After a month of vain displays of resiliency, I decided I was living in the aftermath of a huge mistake. The mistake appeared to be the begging but casually not begging letter that I sent Adam over Christmas. Then the mistake seemed to be my not having been receptive enough when, several months earlier, he appeared drunk at my door at two in the morning and caught me with a Clearasil face. But the probe went back further. I shouldn't have gone to graduate school, shouldn't have broken up with good guys, shouldn't have lied to my parents about how far along on my dissertation I was. That led me to more mistakes: lying generally, not being careful in my career, taking praise too seriously.

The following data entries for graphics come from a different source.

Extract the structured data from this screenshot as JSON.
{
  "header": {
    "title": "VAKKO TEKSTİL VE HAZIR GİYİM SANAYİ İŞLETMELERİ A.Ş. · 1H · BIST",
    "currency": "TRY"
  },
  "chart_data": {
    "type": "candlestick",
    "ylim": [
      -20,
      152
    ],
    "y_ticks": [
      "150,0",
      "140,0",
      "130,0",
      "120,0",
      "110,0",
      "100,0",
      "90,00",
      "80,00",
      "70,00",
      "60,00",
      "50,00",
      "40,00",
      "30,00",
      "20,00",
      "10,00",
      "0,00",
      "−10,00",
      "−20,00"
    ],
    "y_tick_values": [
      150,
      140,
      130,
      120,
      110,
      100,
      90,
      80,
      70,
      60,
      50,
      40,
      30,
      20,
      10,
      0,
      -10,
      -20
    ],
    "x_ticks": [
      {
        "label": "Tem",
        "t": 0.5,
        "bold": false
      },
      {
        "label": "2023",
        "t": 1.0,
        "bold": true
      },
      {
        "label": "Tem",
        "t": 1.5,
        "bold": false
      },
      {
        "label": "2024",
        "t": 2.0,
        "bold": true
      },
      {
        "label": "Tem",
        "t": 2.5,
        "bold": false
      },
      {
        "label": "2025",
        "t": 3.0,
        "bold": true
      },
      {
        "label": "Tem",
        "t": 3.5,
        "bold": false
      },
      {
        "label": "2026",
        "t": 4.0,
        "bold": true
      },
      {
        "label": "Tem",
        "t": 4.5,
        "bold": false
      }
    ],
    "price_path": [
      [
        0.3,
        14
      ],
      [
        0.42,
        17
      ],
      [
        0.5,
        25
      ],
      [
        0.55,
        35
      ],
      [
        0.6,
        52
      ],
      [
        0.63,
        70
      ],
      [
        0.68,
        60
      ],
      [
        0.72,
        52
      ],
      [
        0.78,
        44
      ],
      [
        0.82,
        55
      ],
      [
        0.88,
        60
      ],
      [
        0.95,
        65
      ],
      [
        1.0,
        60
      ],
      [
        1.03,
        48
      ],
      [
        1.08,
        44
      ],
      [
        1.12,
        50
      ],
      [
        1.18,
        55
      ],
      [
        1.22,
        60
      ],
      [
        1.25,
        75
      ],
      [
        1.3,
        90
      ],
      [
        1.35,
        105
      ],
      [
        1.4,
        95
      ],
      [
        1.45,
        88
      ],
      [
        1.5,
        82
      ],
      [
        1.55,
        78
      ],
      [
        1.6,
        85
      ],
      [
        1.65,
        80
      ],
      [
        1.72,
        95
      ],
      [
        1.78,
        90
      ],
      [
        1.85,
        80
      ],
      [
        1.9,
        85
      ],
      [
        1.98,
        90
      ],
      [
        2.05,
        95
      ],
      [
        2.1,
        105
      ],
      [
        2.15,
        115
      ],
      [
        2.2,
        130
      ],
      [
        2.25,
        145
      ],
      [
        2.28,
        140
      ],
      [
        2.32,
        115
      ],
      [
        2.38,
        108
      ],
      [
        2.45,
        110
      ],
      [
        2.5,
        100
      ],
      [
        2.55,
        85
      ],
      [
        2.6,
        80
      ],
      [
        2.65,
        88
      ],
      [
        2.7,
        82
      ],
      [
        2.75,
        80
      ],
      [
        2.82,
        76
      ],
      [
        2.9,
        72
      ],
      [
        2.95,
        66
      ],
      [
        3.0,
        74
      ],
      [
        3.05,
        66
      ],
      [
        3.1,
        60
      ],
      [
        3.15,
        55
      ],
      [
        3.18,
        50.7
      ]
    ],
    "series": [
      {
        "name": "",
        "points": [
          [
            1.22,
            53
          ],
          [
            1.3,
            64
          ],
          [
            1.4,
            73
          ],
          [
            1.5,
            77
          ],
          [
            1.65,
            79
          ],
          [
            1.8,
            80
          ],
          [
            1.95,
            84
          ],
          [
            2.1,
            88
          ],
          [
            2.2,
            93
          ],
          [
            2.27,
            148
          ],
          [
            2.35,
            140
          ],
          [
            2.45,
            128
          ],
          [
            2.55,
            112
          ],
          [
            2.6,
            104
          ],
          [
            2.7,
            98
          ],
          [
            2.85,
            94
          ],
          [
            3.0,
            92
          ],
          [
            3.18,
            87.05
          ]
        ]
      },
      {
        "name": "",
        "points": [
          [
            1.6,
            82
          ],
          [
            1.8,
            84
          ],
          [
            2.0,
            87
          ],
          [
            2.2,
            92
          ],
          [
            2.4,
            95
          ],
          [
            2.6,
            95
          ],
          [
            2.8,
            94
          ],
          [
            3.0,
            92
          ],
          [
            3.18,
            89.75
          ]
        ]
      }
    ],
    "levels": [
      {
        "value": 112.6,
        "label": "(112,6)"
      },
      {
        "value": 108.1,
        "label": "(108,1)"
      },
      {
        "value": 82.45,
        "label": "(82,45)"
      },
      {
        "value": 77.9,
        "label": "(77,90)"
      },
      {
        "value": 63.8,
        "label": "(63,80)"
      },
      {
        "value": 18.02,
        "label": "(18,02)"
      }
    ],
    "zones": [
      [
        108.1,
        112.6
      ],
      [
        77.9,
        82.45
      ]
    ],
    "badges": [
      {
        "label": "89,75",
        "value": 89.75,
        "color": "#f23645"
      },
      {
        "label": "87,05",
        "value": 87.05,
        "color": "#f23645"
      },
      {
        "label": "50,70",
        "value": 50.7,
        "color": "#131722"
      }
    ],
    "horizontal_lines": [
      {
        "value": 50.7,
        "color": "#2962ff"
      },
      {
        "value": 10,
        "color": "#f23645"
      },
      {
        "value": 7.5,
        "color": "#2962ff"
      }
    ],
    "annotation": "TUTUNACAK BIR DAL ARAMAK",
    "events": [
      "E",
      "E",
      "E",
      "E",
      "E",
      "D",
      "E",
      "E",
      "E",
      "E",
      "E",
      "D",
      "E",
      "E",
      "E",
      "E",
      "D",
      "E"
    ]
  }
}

Truthfully, I thought, exercising my hot self-knowledge, the mistake must have been longer lasting, a perverted pattern of aspiring out of ordinary happiness and abrading life's delicate surface by thrashing out for -- what? -- some brilliance or beauty or fury or extravagance that I had rabidly decided I deserved, my confidence having been mysteriously canted up. After that, I would throw off the safety measures -- friends, courtesy, family, money, work, health, sleep -- and, on the brink of breaking out of the earth's atmosphere, suddenly come diving down, without security, and hit the ground flat on my chest, crunching ribs. Then: cold stunned sobriety, and the Icarus-like mortification at having overestimated myself and flaunted my dissatisfaction with normal life. Normal life now looked like paradise: I would have to apologize to it and plea-bargain with it and then seek atonement from it in order to get back in its good graces again.
This sine curve accounted -- I decided -- for screeds I wrote in college, assorted ideological frenzies, and numberless decisions I made to just get in the car with these guys or just, fuck it, tell the faculty what I think.